Maimonides and the Global Democratic Revolution: a guide for the perplexed
Maimonides (pronounced: my-MON-i-deez). Perhaps the greatest Jewish rabbi of all time (1135-1204). Known affectionately to later rabbis as Rambam.
No, no, no, no--not Rambo, Rambam. But if you think of him as the Sly Stallone of rabbis, covered in a coat of intellectual muscles--well, you won't be too far wrong.
So what's Rambam got to do with the price of matzah?
Everything. Maimonides was a key leader in the Aristotelian revolution of the medieval period. Muslims such as Avicenna (980-1037) made Aristotle a philosophical cornerstone of the Islamic mind. For the Catholic Thomas Aquinas (1224/25-1274), Aristotle was "The Philosopher". So the brilliance of Aristotle as a philosopher was a point of unity between three very different religious traditions: Judaism, Christianity, and Islam.
That's important at a time when we see democracy sweeping the globe--but little consensus on what democracy is or what its foundations are.
The postmodern option says that democracy has no foundations, and has no reasons. Since everything is relative, democracy presumes that there are no fixed moral values. But if there are no fixed moral values, what we reasons can we give for why Nazi Germany was wrong? The postmodernist answers: we can't give any reasons. Then how would you deal with Hitler? Answer: "Try to josh him out of it." Hence the very strong belief among many philosophers that postmodernism undermines democracy itself.
The basic alternative to postmodernism is the option of the Founding Fathers: "We hold these truths to be self-evident, that all men are created equal, that they are endowed by their Creator with certain inalienable rights, that among these are the right to life, liberty, and the pursuit of happiness". Human rights are said to derive directly from the fact that we owe our existence to a Creator. The founding fathers do not appeal to the bible or the Koran for proof of this: this truth is "self-evident", that is to say, derived from philosophy.
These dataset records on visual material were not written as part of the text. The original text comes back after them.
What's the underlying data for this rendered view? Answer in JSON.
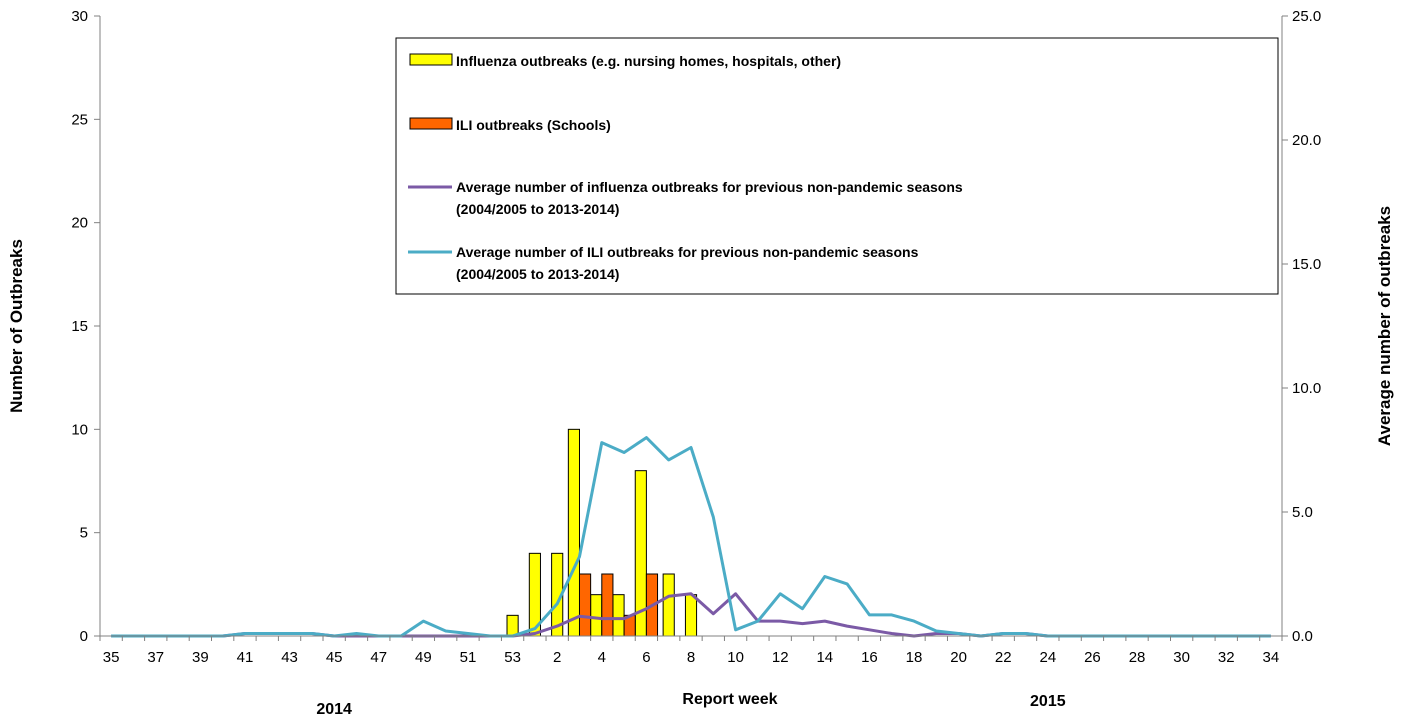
{
  "chart_data": {
    "type": "bar",
    "x_axis": {
      "label": "Report week",
      "categories": [
        "35",
        "36",
        "37",
        "38",
        "39",
        "40",
        "41",
        "42",
        "43",
        "44",
        "45",
        "46",
        "47",
        "48",
        "49",
        "50",
        "51",
        "52",
        "53",
        "1",
        "2",
        "3",
        "4",
        "5",
        "6",
        "7",
        "8",
        "9",
        "10",
        "11",
        "12",
        "13",
        "14",
        "15",
        "16",
        "17",
        "18",
        "19",
        "20",
        "21",
        "22",
        "23",
        "24",
        "25",
        "26",
        "27",
        "28",
        "29",
        "30",
        "31",
        "32",
        "33",
        "34"
      ],
      "tick_labels": [
        "35",
        "37",
        "39",
        "41",
        "43",
        "45",
        "47",
        "49",
        "51",
        "53",
        "2",
        "4",
        "6",
        "8",
        "10",
        "12",
        "14",
        "16",
        "18",
        "20",
        "22",
        "24",
        "26",
        "28",
        "30",
        "32",
        "34"
      ],
      "year_labels": [
        {
          "text": "2014",
          "category": "45"
        },
        {
          "text": "2015",
          "category": "24"
        }
      ]
    },
    "y_axis_left": {
      "label": "Number of Outbreaks",
      "range": [
        0,
        30
      ],
      "ticks": [
        "0",
        "5",
        "10",
        "15",
        "20",
        "25",
        "30"
      ]
    },
    "y_axis_right": {
      "label": "Average number of outbreaks",
      "range": [
        0,
        25
      ],
      "ticks": [
        "0.0",
        "5.0",
        "10.0",
        "15.0",
        "20.0",
        "25.0"
      ]
    },
    "grid": false,
    "legend_position": "top-right",
    "series": [
      {
        "name": "Influenza outbreaks (e.g. nursing homes, hospitals, other)",
        "type": "bar",
        "axis": "left",
        "color": "#FFFF00",
        "values": {
          "53": 1,
          "1": 4,
          "2": 4,
          "3": 10,
          "4": 2,
          "5": 2,
          "6": 8,
          "7": 3,
          "8": 2
        }
      },
      {
        "name": "ILI outbreaks (Schools)",
        "type": "bar",
        "axis": "left",
        "color": "#FF6600",
        "values": {
          "3": 3,
          "4": 3,
          "5": 1,
          "6": 3
        }
      },
      {
        "name": "Average number of influenza outbreaks for previous non-pandemic seasons",
        "name_line2": "(2004/2005 to 2013-2014)",
        "type": "line",
        "axis": "right",
        "color": "#7B5AA6",
        "values": [
          0,
          0,
          0,
          0,
          0,
          0,
          0.1,
          0.1,
          0.1,
          0.1,
          0,
          0,
          0,
          0,
          0,
          0,
          0,
          0,
          0,
          0.1,
          0.4,
          0.8,
          0.7,
          0.7,
          1.1,
          1.6,
          1.7,
          0.9,
          1.7,
          0.6,
          0.6,
          0.5,
          0.6,
          0.4,
          0.25,
          0.1,
          0,
          0.1,
          0.1,
          0,
          0.1,
          0.1,
          0,
          0,
          0,
          0,
          0,
          0,
          0,
          0,
          0,
          0,
          0
        ]
      },
      {
        "name": "Average number of ILI outbreaks for previous non-pandemic seasons",
        "name_line2": "(2004/2005 to 2013-2014)",
        "type": "line",
        "axis": "right",
        "color": "#4BACC6",
        "values": [
          0,
          0,
          0,
          0,
          0,
          0,
          0.1,
          0.1,
          0.1,
          0.1,
          0,
          0.1,
          0,
          0,
          0.6,
          0.2,
          0.1,
          0,
          0,
          0.3,
          1.3,
          3.2,
          7.8,
          7.4,
          8.0,
          7.1,
          7.6,
          4.8,
          0.25,
          0.6,
          1.7,
          1.1,
          2.4,
          2.1,
          0.85,
          0.85,
          0.6,
          0.2,
          0.1,
          0,
          0.1,
          0.1,
          0,
          0,
          0,
          0,
          0,
          0,
          0,
          0,
          0,
          0,
          0
        ]
      }
    ]
  }
}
It is here that we confront the grand canyon that separates the Founding Fathers from postmodern relativism: for a postmodernist, the notion that philosophy bears witness to the existence of God is simply laughable. Hence any reference to God can only be based on "faith" or "theology". And since democracy cannot impose religious belief, it follows that any reference to God in public life is a form of intolerance, a prelude to theocracy, an attempt to force faith down other people's throats.
By contrast the Founding Fathers stood strongly in the classical tradition of Western philosophy: the existence of a supreme God who reigned over the universe was not an article of faith but a philosophical fact amply attested by over two thousand years of the greatest minds in Western philosophy. God's existence was a truth of reason, fully open to any critical inquiring mind. Denying his existence was both bad philosophy, and ultimately a threat to public morals.
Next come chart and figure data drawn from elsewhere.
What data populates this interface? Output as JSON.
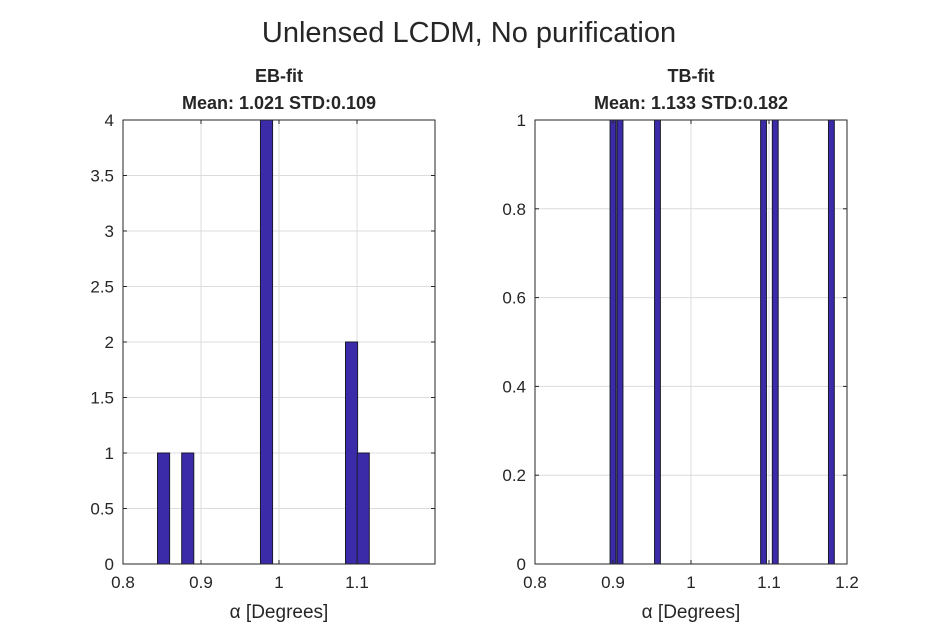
{
  "figure": {
    "suptitle": "Unlensed LCDM, No purification"
  },
  "colors": {
    "bar_fill": "#3b2ba8",
    "bar_edge": "#1a1a2e",
    "axis": "#262626",
    "grid": "#dcdcdc",
    "background": "#ffffff"
  },
  "chart_data": [
    {
      "type": "bar",
      "title": "EB-fit",
      "subtitle": "Mean: 1.021 STD:0.109",
      "xlabel": "α [Degrees]",
      "ylabel": "",
      "xlim": [
        0.8,
        1.2
      ],
      "ylim": [
        0,
        4
      ],
      "xticks": [
        0.8,
        0.9,
        1.0,
        1.1
      ],
      "xtick_labels": [
        "0.8",
        "0.9",
        "1",
        "1.1"
      ],
      "yticks": [
        0,
        0.5,
        1,
        1.5,
        2,
        2.5,
        3,
        3.5,
        4
      ],
      "ytick_labels": [
        "0",
        "0.5",
        "1",
        "1.5",
        "2",
        "2.5",
        "3",
        "3.5",
        "4"
      ],
      "grid": true,
      "bin_width": 0.0155,
      "x": [
        0.852,
        0.883,
        0.984,
        1.093,
        1.108
      ],
      "values": [
        1,
        1,
        4,
        2,
        1
      ]
    },
    {
      "type": "bar",
      "title": "TB-fit",
      "subtitle": "Mean: 1.133 STD:0.182",
      "xlabel": "α [Degrees]",
      "ylabel": "",
      "xlim": [
        0.8,
        1.2
      ],
      "ylim": [
        0,
        1
      ],
      "xticks": [
        0.8,
        0.9,
        1.0,
        1.1,
        1.2
      ],
      "xtick_labels": [
        "0.8",
        "0.9",
        "1",
        "1.1",
        "1.2"
      ],
      "yticks": [
        0,
        0.2,
        0.4,
        0.6,
        0.8,
        1
      ],
      "ytick_labels": [
        "0",
        "0.2",
        "0.4",
        "0.6",
        "0.8",
        "1"
      ],
      "grid": true,
      "bin_width": 0.0075,
      "x": [
        0.9,
        0.909,
        0.957,
        1.093,
        1.108,
        1.18
      ],
      "values": [
        1,
        1,
        1,
        1,
        1,
        1
      ]
    }
  ]
}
Hence the distinction drawn by the Founders: God was a fact; but "religion", or how we worship this God, was a matter of faith, and to be left to private judgment. This meant that Thomas Jefferson could say both that the Constitution established separation of Church and State AND write a Declaration of Independence that openly declares God to be the source of human liberty.
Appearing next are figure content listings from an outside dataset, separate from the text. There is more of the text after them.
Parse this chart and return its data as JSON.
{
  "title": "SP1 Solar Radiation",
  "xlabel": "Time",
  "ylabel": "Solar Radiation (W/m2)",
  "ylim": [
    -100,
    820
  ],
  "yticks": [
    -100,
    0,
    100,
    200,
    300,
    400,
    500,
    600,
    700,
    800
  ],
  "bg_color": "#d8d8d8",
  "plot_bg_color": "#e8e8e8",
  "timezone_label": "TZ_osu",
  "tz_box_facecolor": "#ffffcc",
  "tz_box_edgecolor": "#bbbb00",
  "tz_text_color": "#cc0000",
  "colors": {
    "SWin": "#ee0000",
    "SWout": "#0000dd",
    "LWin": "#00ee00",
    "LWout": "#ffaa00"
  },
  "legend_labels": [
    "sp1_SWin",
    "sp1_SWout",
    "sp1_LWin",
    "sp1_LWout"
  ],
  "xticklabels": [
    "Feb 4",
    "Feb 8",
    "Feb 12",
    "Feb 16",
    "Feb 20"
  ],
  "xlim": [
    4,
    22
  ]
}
But if the God made know to human reason is the basis of democracy, then we need some sound philosophical basis for understanding that God. And it is here that Maimonides plays a key role. He and his colleagues of divergent faiths showed how it was possible for quite different religions to nonetheless reach agreement of key aspects of the God who rules the universe.
As the philosophical contradictions of postmodernism become ever more glaring, citizens in democracies everywhere need a way to understand God that is rooted in reason, and available in principle to thoughtful democrats across the globe. The thesis here is that the 21st century is destined to be the age of Aristotle, a renewal of the philosophical conviction that there is one God who rules the universe, and that this God can be approached on the basis of reason.
For this sabbath night, Maimonides is a good place for the road to begin.